Resumo de Resenha Elaborada pela Comissão do Centro de Estudos Contábeis do CRC SP



ÍNDICE
IRRF: O REDUTOR DE R$ 100,00 – ARTIGO:.................................................................... 1

LEGISLAÇÃO PREVIDENC.– VÍTIMAS DE ACIDENTE DE TRABALHO:.................... 2

SIMPLES: EMPRESAS PODERÃO PARCELAR DÍVIDAS SEM EXCLUSÃO:............ .. 3

Port. CAT 44/04 – DECLARAÇÃO DE SIMPLES/SP - CAT nº 44 de 15.07.2004:............. 4

LEGISLAÇÃO PREVIDENCIÁRIA:

CONDOMÍNIOS RECOLHEM 11% SOBRE REMUNERAÇÃO DE AUTÔNOMOS ARTIGO:................................................................................................................................. 5

DÚVIDAS ANTERIORES (Port. CAT 95/03 e SIMPLES):................................................. 6


IRRF: O REDUTOR DE R$ 100,00 – ARTIGO


O redutor de R$ 100,00 da base de cálculo do Imposto de Renda da Pessoa Física entra em vigor em 1 de agosto. A medida provisória que institui a nova fórmula de cálculo do tributo vigorará até dezembro e será publicada pela Receita Federal nos próximos dias. O redutor será aplicado sobre a renda tributável líquida, descontados os recolhimentos ao INSS e as deduções por dependente, nos próximos seis meses, incluindo o décimo terceiro salário.

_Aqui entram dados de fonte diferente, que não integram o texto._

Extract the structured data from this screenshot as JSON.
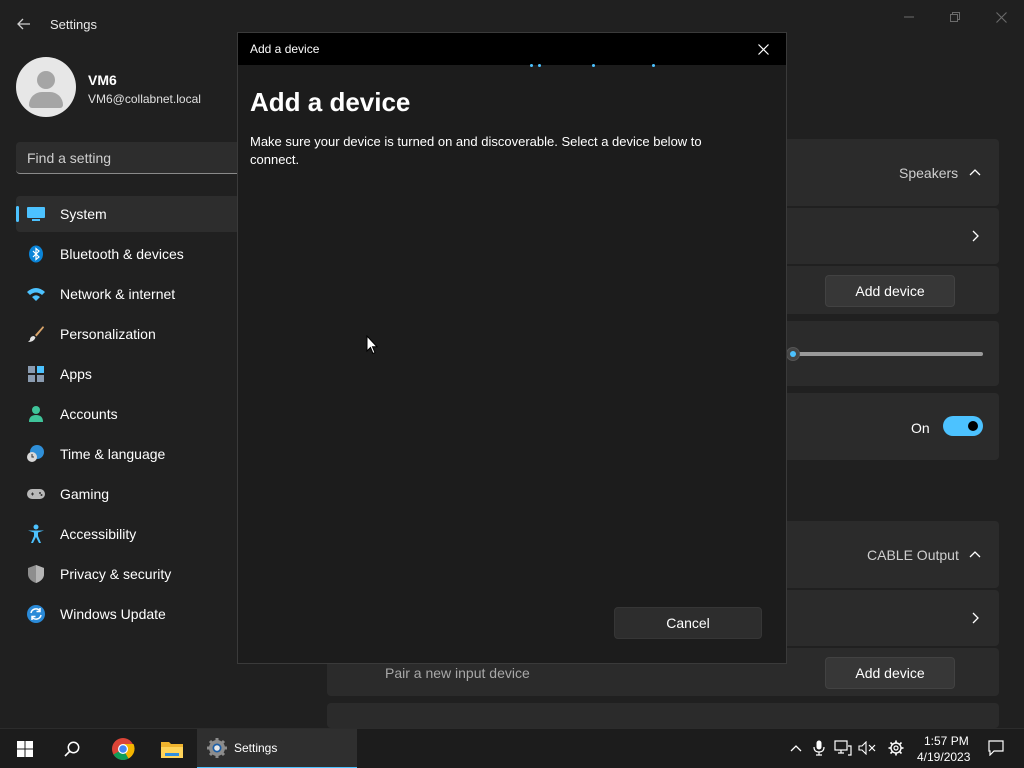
{
  "window": {
    "title": "Settings"
  },
  "user": {
    "name": "VM6",
    "email": "VM6@collabnet.local"
  },
  "search": {
    "placeholder": "Find a setting"
  },
  "sidebar": {
    "items": [
      {
        "label": "System",
        "icon": "system-icon",
        "active": true
      },
      {
        "label": "Bluetooth & devices",
        "icon": "bluetooth-icon"
      },
      {
        "label": "Network & internet",
        "icon": "wifi-icon"
      },
      {
        "label": "Personalization",
        "icon": "brush-icon"
      },
      {
        "label": "Apps",
        "icon": "apps-icon"
      },
      {
        "label": "Accounts",
        "icon": "person-icon"
      },
      {
        "label": "Time & language",
        "icon": "clock-globe-icon"
      },
      {
        "label": "Gaming",
        "icon": "gamepad-icon"
      },
      {
        "label": "Accessibility",
        "icon": "accessibility-icon"
      },
      {
        "label": "Privacy & security",
        "icon": "shield-icon"
      },
      {
        "label": "Windows Update",
        "icon": "update-icon"
      }
    ]
  },
  "panel": {
    "output_device": "Speakers",
    "add_device_label": "Add device",
    "toggle_label": "On",
    "volume_fraction": 0.0,
    "input_device": "CABLE Output",
    "pair_input_label": "Pair a new input device",
    "add_input_device_label": "Add device"
  },
  "dialog": {
    "titlebar": "Add a device",
    "heading": "Add a device",
    "description": "Make sure your device is turned on and discoverable. Select a device below to connect.",
    "cancel_label": "Cancel"
  },
  "taskbar": {
    "settings_label": "Settings",
    "time": "1:57 PM",
    "date": "4/19/2023"
  },
  "colors": {
    "accent": "#4cc2ff",
    "background": "#202020",
    "card": "#2b2b2b",
    "dialog_bg": "#1c1c1c"
  }
}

Ontem, o secretário da Receita Federal, Jorge Rachid, acertou os termos da medida provisória com o deputado federal Carlito Merss (PT-SC), que integra a Comissão de Finanças e Tributação da Câmara dos Deputados. "Fechamos a questão, o redutor começa a vigorar em de agosto", disse Merss.

A partir da nova forma de cálculo, os contribuintes com rendimentos mensais de até R$ 1.500 que possuem pelo menos dois dependentes permanecerão na faixa de isenção de R$ 1.058. Por essa sistemática, a redução do Imposto de Renda devido será de 64,9% para os que recebem R$ 1.600, de 30,1% para os que ganham R$ 1.800, de 16,7% para os que possuem renda bruta de R$ 2.100 e de 10,5% para as pessoas com rendimentos de R$ 2.500. Os contribuintes que ganham R$ 3.250 e R$ 4.000 terão redução de 8,2% e 5,1%, respectivamente. Acima desse valor de rendimento, o desconto fica abaixo de 5%.

A adoção do redutor foi a fórmula encontrada pelo Ministério da Fazenda para compensar, parcialmente, os trabalhadores assalariados das perdas decorrentes do congelamento da tabela do Imposto de Renda. A defasagem na correção das faixas de incidência do tributo atingiu 55% entre janeiro de 1996 e maio de 2004, sendo que somente durante o governo do presidente Luiz Inácio Lula da Silva (de janeiro de 2003 a maio de 2004) as perdas foram de 12,34%.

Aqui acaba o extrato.